Jellyfish and Aqua-Men
Nov 24 2017


The mid-winter thaw
is becoming predictable
in this age of extremes.

The atmosphere thickening,
the world on thinning ice.

Like an old couple, re-breathing stale air,
sunk
into over-stuffed chairs
in their over-heated home.
The smell of mildew, boiled cabbage,
the pulpy must of books.

And oceans, like an acid Coke
without the fizz or can.
Or stewing in a tepid bath
so long you wish you hadn't,
a scum of soap, and bits of skin
a ring of grunge and lather.

So I listen to the dripping eaves
as if counting down the seconds,
clomp along in gumboots
through sloppy sucking slush.
Wet snow
gloppy as cold oatmeal
in the dull grey light,
and that wet penetrating cold
that chills to-the-bone
despite the mild weather.

They say a high pressure system is on its way,
a brisk west wind
and clear blue sky.
When the ground will freeze
into beaten metal
that could use some fresh white camouflage.

But still
the water-planet warms, its trackless oceans rise.
Is this
where our feckless journey ends,
webbed and finned submariners
as our ancient forbears began?
Jellyfish and aqua-men
and not much else,
drifting through the fabulous city
at the bottom of the sea;
skyscrapers, thrusting up
from still black depths,
dark abandoned streets
choked with rust, and silt, and weeds.



As the comments that introduce this blog say – and which still hold, even though they were written 10 or so years ago – I assiduously avoid writing poems about politics and advocacy and issues of public policy. Because that's exactly what the essay, which is so much more suited to argument and debate, was made for. And because poetry – which should show instead of say; should allude, instead of comprehensively cover; and should feel, instead of analyze – can hardly do justice to complicated issues. Preachy poetry sounds heavy-handed and pretentious. No one wants to sound sanctimonious, self-righteous, and pious. And when poetry gets didactic and argumentative, it just doesn't work.

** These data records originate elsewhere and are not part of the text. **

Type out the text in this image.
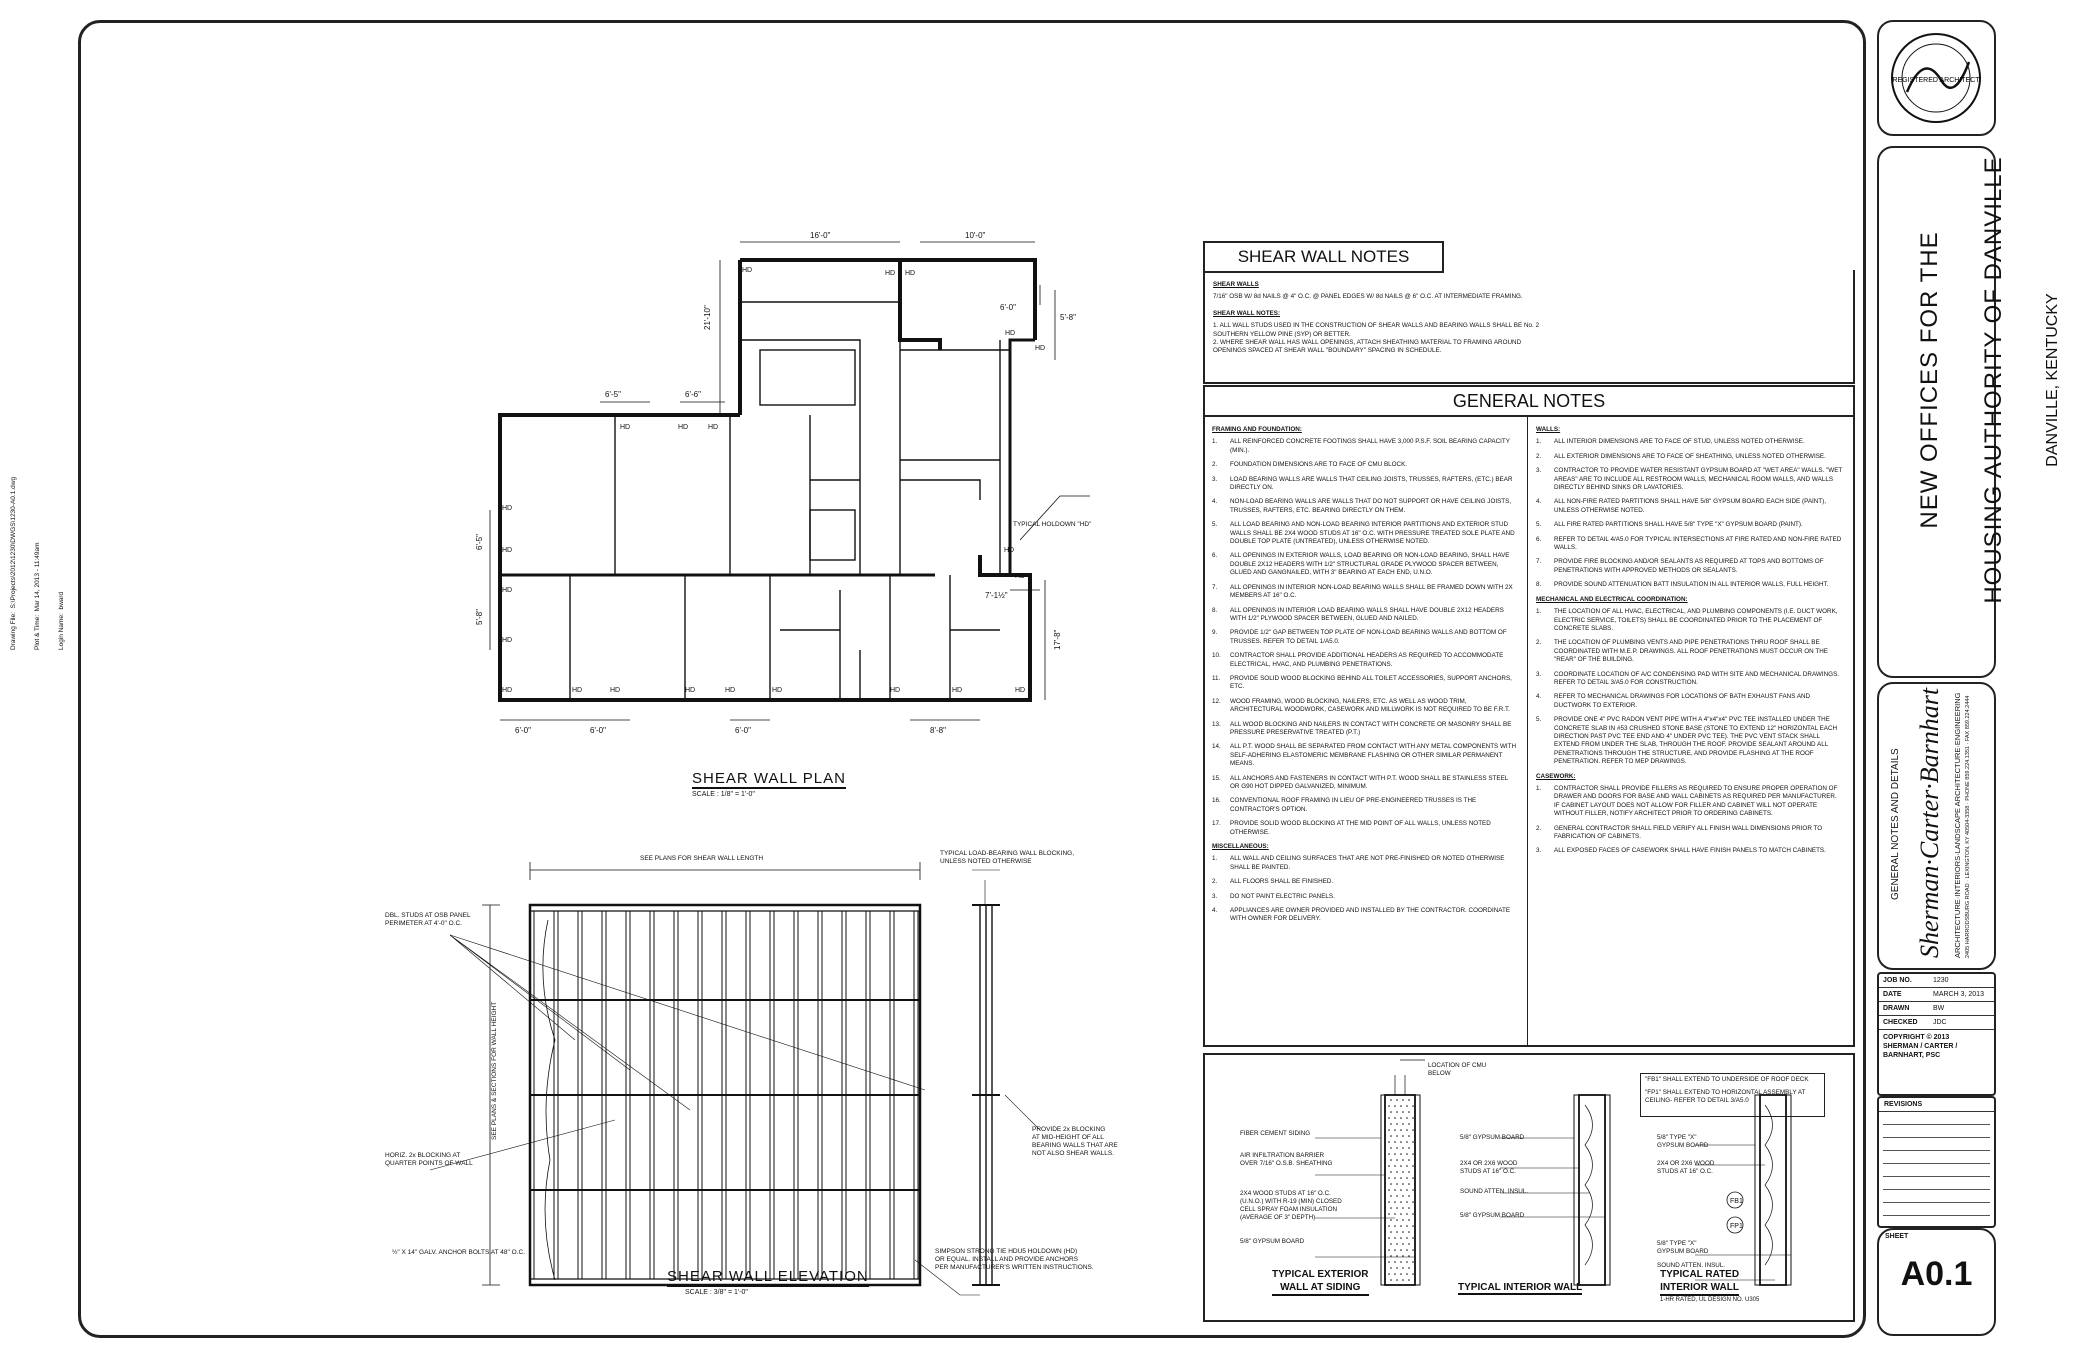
Drawing File:  S:\Projects\2012\1230\DWGS\1230-A0.1.dwg

	Plot & Time:  Mar 14, 2013 - 11:49am

	Login Name:  bward

HD	HD HD
HD
HD	HD	HD
HD
HD
HD
HD
HD	HD	HD	HD	HD	HD	HD	HD	HD
HD
HD
HD
16'-0"	10'-0"
21'-10"	6'-0"
5'-8"
6'-5"	6'-6"
6'-5"
5'-8"
7'-1½"
17'-8"
6'-0"	6'-0"	6'-0"	8'-8"
TYPICAL HOLDOWN "HD"
SHEAR WALL PLAN
SCALE : 1/8" = 1'-0"
SEE PLANS FOR SHEAR WALL LENGTH
SEE PLANS & SECTIONS FOR WALL HEIGHT
DBL. STUDS AT OSB PANEL
PERIMETER AT 4'-0" O.C.
HORIZ. 2x BLOCKING AT
QUARTER POINTS OF WALL
½" X 14" GALV. ANCHOR BOLTS AT 48" O.C.
TYPICAL LOAD-BEARING WALL BLOCKING,
UNLESS NOTED OTHERWISE
PROVIDE 2x BLOCKING
AT MID-HEIGHT OF ALL
BEARING WALLS THAT ARE
NOT ALSO SHEAR WALLS.
SIMPSON STRONG TIE HDU5 HOLDOWN (HD)
OR EQUAL. INSTALL AND PROVIDE ANCHORS
PER MANUFACTURER'S WRITTEN INSTRUCTIONS.
SHEAR WALL ELEVATION
SCALE : 3/8" = 1'-0"
SHEAR WALL NOTES
SHEAR WALLS
7/16" OSB W/ 8d NAILS @ 4" O.C. @ PANEL EDGES W/ 8d NAILS @ 6" O.C. AT INTERMEDIATE FRAMING.
SHEAR WALL NOTES:
1. ALL WALL STUDS USED IN THE CONSTRUCTION OF SHEAR WALLS AND BEARING WALLS SHALL BE No. 2 SOUTHERN YELLOW PINE (SYP) OR BETTER.
2. WHERE SHEAR WALL HAS WALL OPENINGS, ATTACH SHEATHING MATERIAL TO FRAMING AROUND OPENINGS SPACED AT SHEAR WALL "BOUNDARY" SPACING IN SCHEDULE.
GENERAL NOTES
FRAMING AND FOUNDATION:
1.	ALL REINFORCED CONCRETE FOOTINGS SHALL HAVE 3,000 P.S.F. SOIL BEARING CAPACITY (MIN.).
2.	FOUNDATION DIMENSIONS ARE TO FACE OF CMU BLOCK.
3.	LOAD BEARING WALLS ARE WALLS THAT CEILING JOISTS, TRUSSES, RAFTERS, (ETC.) BEAR DIRECTLY ON.
4.	NON-LOAD BEARING WALLS ARE WALLS THAT DO NOT SUPPORT OR HAVE CEILING JOISTS, TRUSSES, RAFTERS, ETC. BEARING DIRECTLY ON THEM.
5.	ALL LOAD BEARING AND NON-LOAD BEARING INTERIOR PARTITIONS AND EXTERIOR STUD WALLS SHALL BE 2X4 WOOD STUDS AT 16" O.C. WITH PRESSURE TREATED SOLE PLATE AND DOUBLE TOP PLATE (UNTREATED), UNLESS OTHERWISE NOTED.
6.	ALL OPENINGS IN EXTERIOR WALLS, LOAD BEARING OR NON-LOAD BEARING, SHALL HAVE DOUBLE 2X12 HEADERS WITH 1/2" STRUCTURAL GRADE PLYWOOD SPACER BETWEEN, GLUED AND GANGNAILED, WITH 3" BEARING AT EACH END, U.N.O.
7.	ALL OPENINGS IN INTERIOR NON-LOAD BEARING WALLS SHALL BE FRAMED DOWN WITH 2X MEMBERS AT 16" O.C.
8.	ALL OPENINGS IN INTERIOR LOAD BEARING WALLS SHALL HAVE DOUBLE 2X12 HEADERS WITH 1/2" PLYWOOD SPACER BETWEEN, GLUED AND NAILED.
9.	PROVIDE 1/2" GAP BETWEEN TOP PLATE OF NON-LOAD BEARING WALLS AND BOTTOM OF TRUSSES. REFER TO DETAIL 1/A5.0.
10.	CONTRACTOR SHALL PROVIDE ADDITIONAL HEADERS AS REQUIRED TO ACCOMMODATE ELECTRICAL, HVAC, AND PLUMBING PENETRATIONS.
11.	PROVIDE SOLID WOOD BLOCKING BEHIND ALL TOILET ACCESSORIES, SUPPORT ANCHORS, ETC.
12.	WOOD FRAMING, WOOD BLOCKING, NAILERS, ETC. AS WELL AS WOOD TRIM, ARCHITECTURAL WOODWORK, CASEWORK AND MILLWORK IS NOT REQUIRED TO BE F.R.T.
13.	ALL WOOD BLOCKING AND NAILERS IN CONTACT WITH CONCRETE OR MASONRY SHALL BE PRESSURE PRESERVATIVE TREATED (P.T.)
14.	ALL P.T. WOOD SHALL BE SEPARATED FROM CONTACT WITH ANY METAL COMPONENTS WITH SELF-ADHERING ELASTOMERIC MEMBRANE FLASHING OR OTHER SIMILAR PERMANENT MEANS.
15.	ALL ANCHORS AND FASTENERS IN CONTACT WITH P.T. WOOD SHALL BE STAINLESS STEEL OR G90 HOT DIPPED GALVANIZED, MINIMUM.
16.	CONVENTIONAL ROOF FRAMING IN LIEU OF PRE-ENGINEERED TRUSSES IS THE CONTRACTOR'S OPTION.
17.	PROVIDE SOLID WOOD BLOCKING AT THE MID POINT OF ALL WALLS, UNLESS NOTED OTHERWISE.
MISCELLANEOUS:
1.	ALL WALL AND CEILING SURFACES THAT ARE NOT PRE-FINISHED OR NOTED OTHERWISE SHALL BE PAINTED.
2.	ALL FLOORS SHALL BE FINISHED.
3.	DO NOT PAINT ELECTRIC PANELS.
4.	APPLIANCES ARE OWNER PROVIDED AND INSTALLED BY THE CONTRACTOR. COORDINATE WITH OWNER FOR DELIVERY.
WALLS:
1.	ALL INTERIOR DIMENSIONS ARE TO FACE OF STUD, UNLESS NOTED OTHERWISE.
2.	ALL EXTERIOR DIMENSIONS ARE TO FACE OF SHEATHING, UNLESS NOTED OTHERWISE.
3.	CONTRACTOR TO PROVIDE WATER RESISTANT GYPSUM BOARD AT "WET AREA" WALLS. "WET AREAS" ARE TO INCLUDE ALL RESTROOM WALLS, MECHANICAL ROOM WALLS, AND WALLS DIRECTLY BEHIND SINKS OR LAVATORIES.
4.	ALL NON-FIRE RATED PARTITIONS SHALL HAVE 5/8" GYPSUM BOARD EACH SIDE (PAINT), UNLESS OTHERWISE NOTED.
5.	ALL FIRE RATED PARTITIONS SHALL HAVE 5/8" TYPE "X" GYPSUM BOARD (PAINT).
6.	REFER TO DETAIL 4/A5.0 FOR TYPICAL INTERSECTIONS AT FIRE RATED AND NON-FIRE RATED WALLS.
7.	PROVIDE FIRE BLOCKING AND/OR SEALANTS AS REQUIRED AT TOPS AND BOTTOMS OF PENETRATIONS WITH APPROVED METHODS OR SEALANTS.
8.	PROVIDE SOUND ATTENUATION BATT INSULATION IN ALL INTERIOR WALLS, FULL HEIGHT.
MECHANICAL AND ELECTRICAL COORDINATION:
1.	THE LOCATION OF ALL HVAC, ELECTRICAL, AND PLUMBING COMPONENTS (I.E. DUCT WORK, ELECTRIC SERVICE, TOILETS) SHALL BE COORDINATED PRIOR TO THE PLACEMENT OF CONCRETE SLABS.
2.	THE LOCATION OF PLUMBING VENTS AND PIPE PENETRATIONS THRU ROOF SHALL BE COORDINATED WITH M.E.P. DRAWINGS. ALL ROOF PENETRATIONS MUST OCCUR ON THE "REAR" OF THE BUILDING.
3.	COORDINATE LOCATION OF A/C CONDENSING PAD WITH SITE AND MECHANICAL DRAWINGS. REFER TO DETAIL 3/A5.0 FOR CONSTRUCTION.
4.	REFER TO MECHANICAL DRAWINGS FOR LOCATIONS OF BATH EXHAUST FANS AND DUCTWORK TO EXTERIOR.
5.	PROVIDE ONE 4" PVC RADON VENT PIPE WITH A 4"x4"x4" PVC TEE INSTALLED UNDER THE CONCRETE SLAB IN #53 CRUSHED STONE BASE (STONE TO EXTEND 12" HORIZONTAL EACH DIRECTION PAST PVC TEE END AND 4" UNDER PVC TEE). THE PVC VENT STACK SHALL EXTEND FROM UNDER THE SLAB, THROUGH THE ROOF. PROVIDE SEALANT AROUND ALL PENETRATIONS THROUGH THE STRUCTURE, AND PROVIDE FLASHING AT THE ROOF PENETRATION. REFER TO MEP DRAWINGS.
CASEWORK:
1.	CONTRACTOR SHALL PROVIDE FILLERS AS REQUIRED TO ENSURE PROPER OPERATION OF DRAWER AND DOORS FOR BASE AND WALL CABINETS AS REQUIRED PER MANUFACTURER. IF CABINET LAYOUT DOES NOT ALLOW FOR FILLER AND CABINET WILL NOT OPERATE WITHOUT FILLER, NOTIFY ARCHITECT PRIOR TO ORDERING CABINETS.
2.	GENERAL CONTRACTOR SHALL FIELD VERIFY ALL FINISH WALL DIMENSIONS PRIOR TO FABRICATION OF CABINETS.
3.	ALL EXPOSED FACES OF CASEWORK SHALL HAVE FINISH PANELS TO MATCH CABINETS.
"FB1" SHALL EXTEND TO UNDERSIDE OF ROOF DECK
"FP1" SHALL EXTEND TO HORIZONTAL ASSEMBLY AT CEILING- REFER TO DETAIL 3/A5.0
FB1
FP1
LOCATION OF CMU
BELOW
FIBER CEMENT SIDING
AIR INFILTRATION BARRIER
OVER 7/16" O.S.B. SHEATHING
2X4 WOOD STUDS AT 16" O.C.
(U.N.O.) WITH R-19 (MIN) CLOSED
CELL SPRAY FOAM INSULATION
(AVERAGE OF 3" DEPTH)
5/8" GYPSUM BOARD
5/8" GYPSUM BOARD
2X4 OR 2X6 WOOD
STUDS AT 16" O.C.
SOUND ATTEN. INSUL.
5/8" GYPSUM BOARD
5/8" TYPE "X"
GYPSUM BOARD
2X4 OR 2X6 WOOD
STUDS AT 16" O.C.
5/8" TYPE "X"
GYPSUM BOARD
SOUND ATTEN. INSUL.
TYPICAL EXTERIOR
WALL AT SIDING	TYPICAL INTERIOR WALL
TYPICAL RATED
INTERIOR WALL
1-HR RATED, UL DESIGN NO. U305
REGISTERED ARCHITECT

NEW OFFICES FOR THE

HOUSING AUTHORITY OF DANVILLE

DANVILLE, KENTUCKY

GENERAL NOTES AND DETAILS Sherman·Carter·Barnhart ARCHITECTURE·INTERIORS·LANDSCAPE ARCHITECTURE·ENGINEERING 2405 HARRODSBURG ROAD · LEXINGTON, KY 40504-3358 · PHONE 859.224.1351 · FAX 859.224.2444
JOB NO.	1230
DATE	MARCH 3, 2013
DRAWN	BW
CHECKED	JDC
COPYRIGHT © 2013
SHERMAN / CARTER /
BARNHART, PSC
REVISIONS
SHEET
A0.1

But sometimes, a poem grabs me by the nose, and I can't help but follow. So when I looked out the window, and thought a poem about the predictable mid-winter thaw – even if more unpredictably frequent and intense – might be something to play around with, it was pretty inevitable that climate change would shoulder its way in. And anyway, it seems about time: since climate change is something I feel so strongly about, my persistent avoidance of the issue has come to seem insincere, as if I'm betraying a fundamental principle.

I hope I've succeeded in making this a poem, and not a polemic. That I resisted arguing, stating, and laying out all the science and culture and politics that plague this issue, and instead simply focused on imagery and simile and surprise, on word-play and sound and musicality. That I managed to say something big; but say it in a small way. Which, paradoxically, can be much more powerful: by sneaking up on the reader; by making a more personal connection.

My original title was Re-Breathe. I thought it captured the nub of the issue, but in a way that's small, relatable, and emotionally affecting: distilling the complicated issue of pollution down to re-breathing our own stale air, swimming in our own tepid bathwater. But then, I ultimately couldn't resist Jellyfish and Aqua-Men. It's the kind of intriguing title you see in a table of contents, and have to turn to immediately just to see what it's about.